At this point let’s take a step, for a moment, back to our first question. Think of a sunset over a lake in the evening, and the brief moment when it became more than a tranquil scene, a moment that borrowed a touch of eternity, and awoke a longing for which you don’t in yourself have the words. A sacramental moment: such was the whole world, for our first ancestors, according to God’s intention for us, until we went and spoiled things.

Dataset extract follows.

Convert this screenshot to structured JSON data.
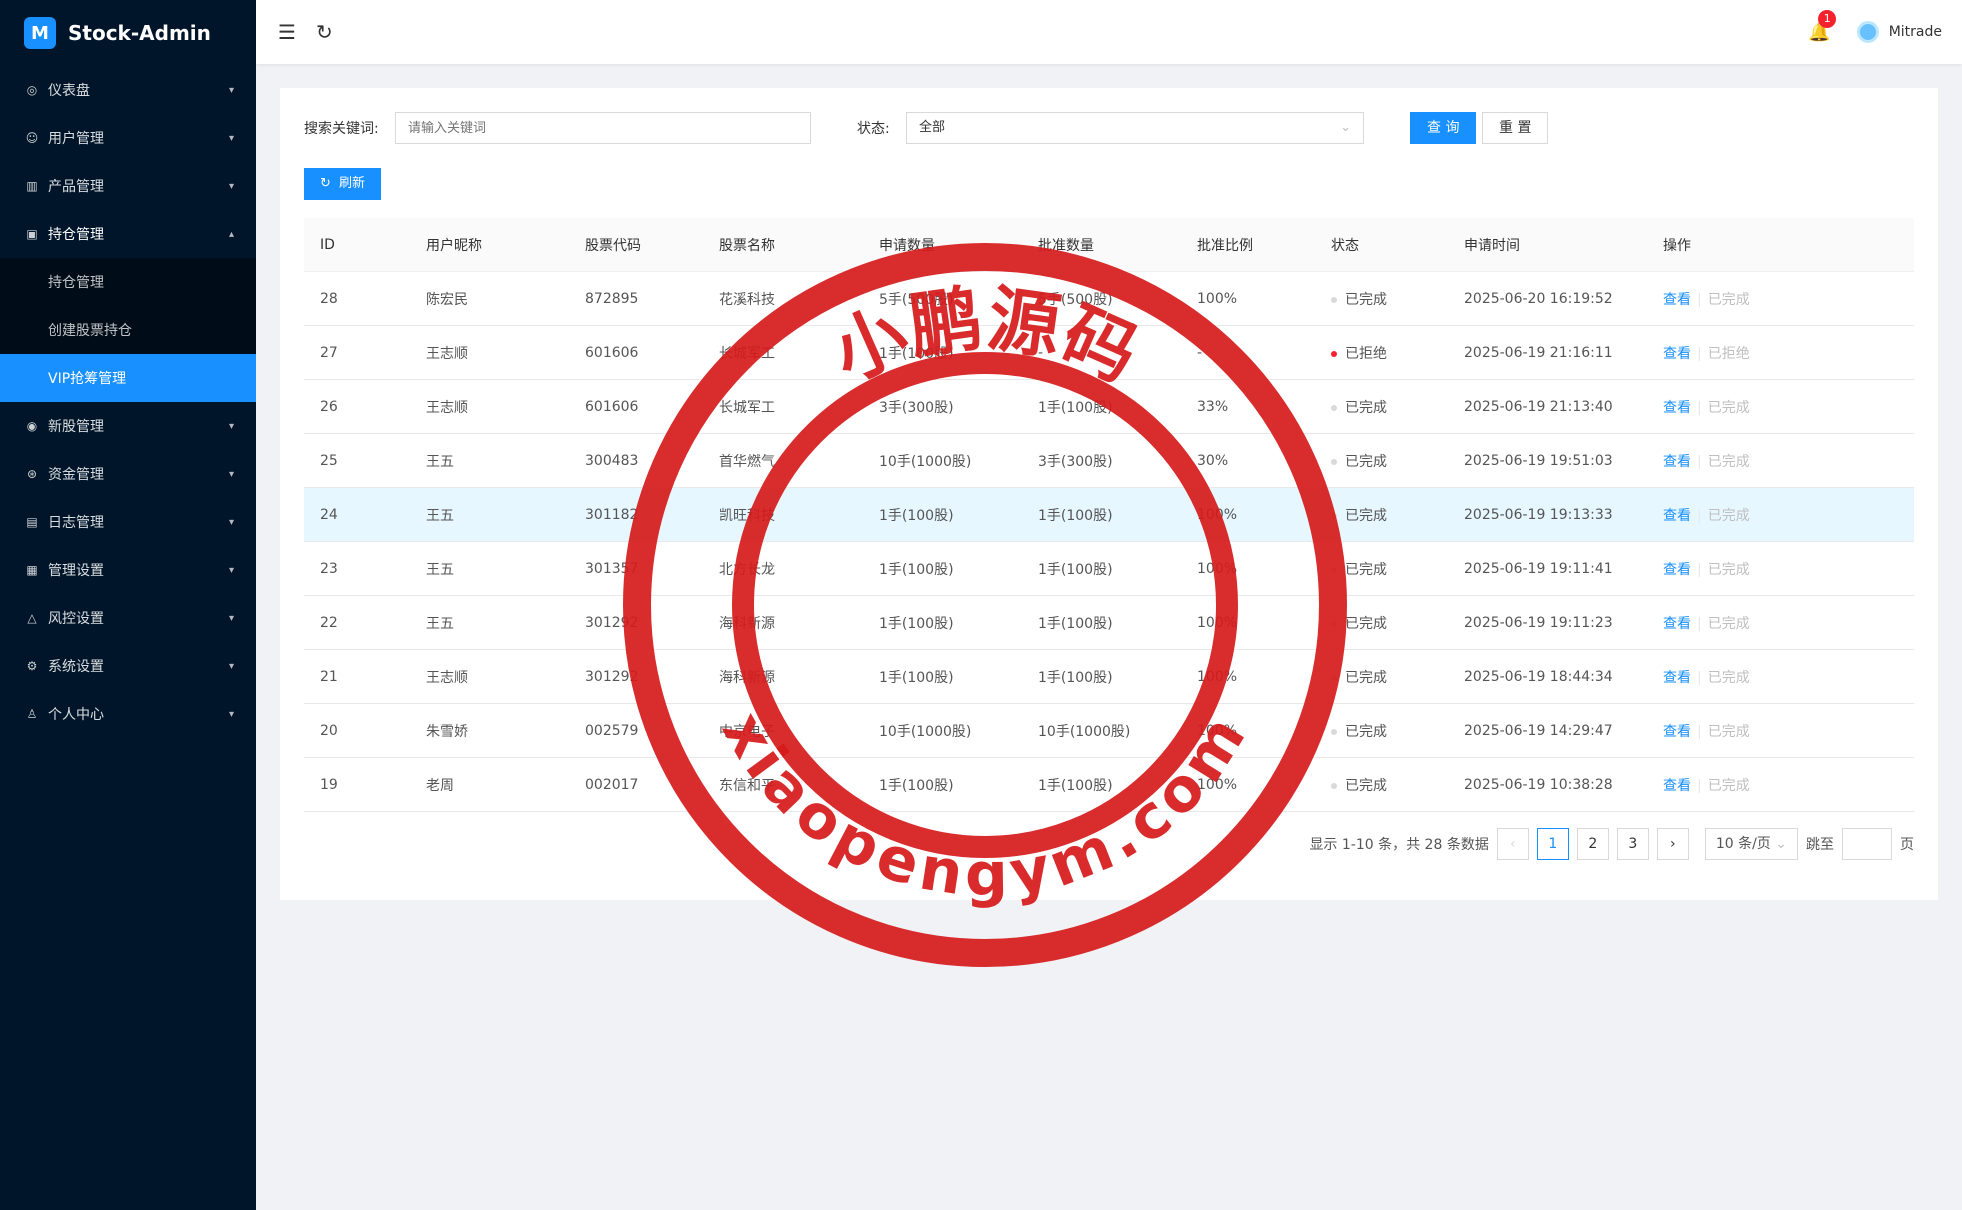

The world as a sacrament is something we have tastes and glimpses of. Now someone might retort in this way- sounds like pantheism, in which we make of the world a god, though the true God is never a thing. And they would be right. We can turn the experience of the world into just such an idol, as our original forebears did. The taste and glimpse are not themselves God, are they? Make the world a god, and we are really, once more, making ourselves a god! A great deal of what passes for spirituality is really some kind of pantheism of other, and that isn’t what we believe, though you can see how it is a bread crumb on the way to the true answer- what is what that orthodox theologian was on about!
“the bread that I give for the life of the world is my flesh.’
So now we come to the answer, which we find in our Gospel reading .from John 6. The linchpin is the incarnation of Jesus the Son of God. We humans have no answer to the conundrum of brokenness and spirituality. But God breaks the impasse, and gives the answer in his Son. He has entered the created order which He made, and which He never abandoned, though we cannot equate that order with him. Jesus the linchpin, and the centerpiece, Jesus’ incarnation, life, death, and bodily resurrection changing our relation to the created order of which we are a part.
So, it is not the sacraments themselves that take us back to the garden, exiled though we be- it is Jesus bodily risen, who reaches out his own presence to us in Word and Sacrament, really literally bodily spiritually. That being said, you can see what the sacramental life is meant to be for us, a restoration of that relation to God through his creation, for us who are also His creatures- bread, wine ,oil, water, hands, rings, and so forth. Ours is the deepest and most mysterious of spiritualities, and the most material of religions too, as the great Archbishop of Canterbury William Temple famously said.
Of course as soon as we think it is the sacrament itself, and not Jesus here with us ‘in with and under’ it, as the Lutherans, we do astray. The Church catholic will not save you, for it is human all too human, like us, but Jesus who has promised in his reliability to be there, reaching out in human word and physical sacrament, He can, and has promised so to do.
It has become popular to talk about evangelical catholicity these days, which I reckon is an advance from the days in the history of Anglicanism when the two sides were busy suing each other. Evangelical catholic is a good definition of our tradition, confusing though the expression may be. But what isn’t confusing is that the words together point to our true spirituality, for ‘catholic’ means sacramental, creaturely, and ‘evangelical’ means ‘so long as you remember that Jesus the incarnate and bodily risen there is reaching out to you.’
So this morning, with this verse of the Gospel in particular, we celebrate a spirituality as wide as all creation, as earthy as food, but a spirituality as narrow as this one figure Jesus, himself the door through which we creatures are herded into eternal pastures. Amen.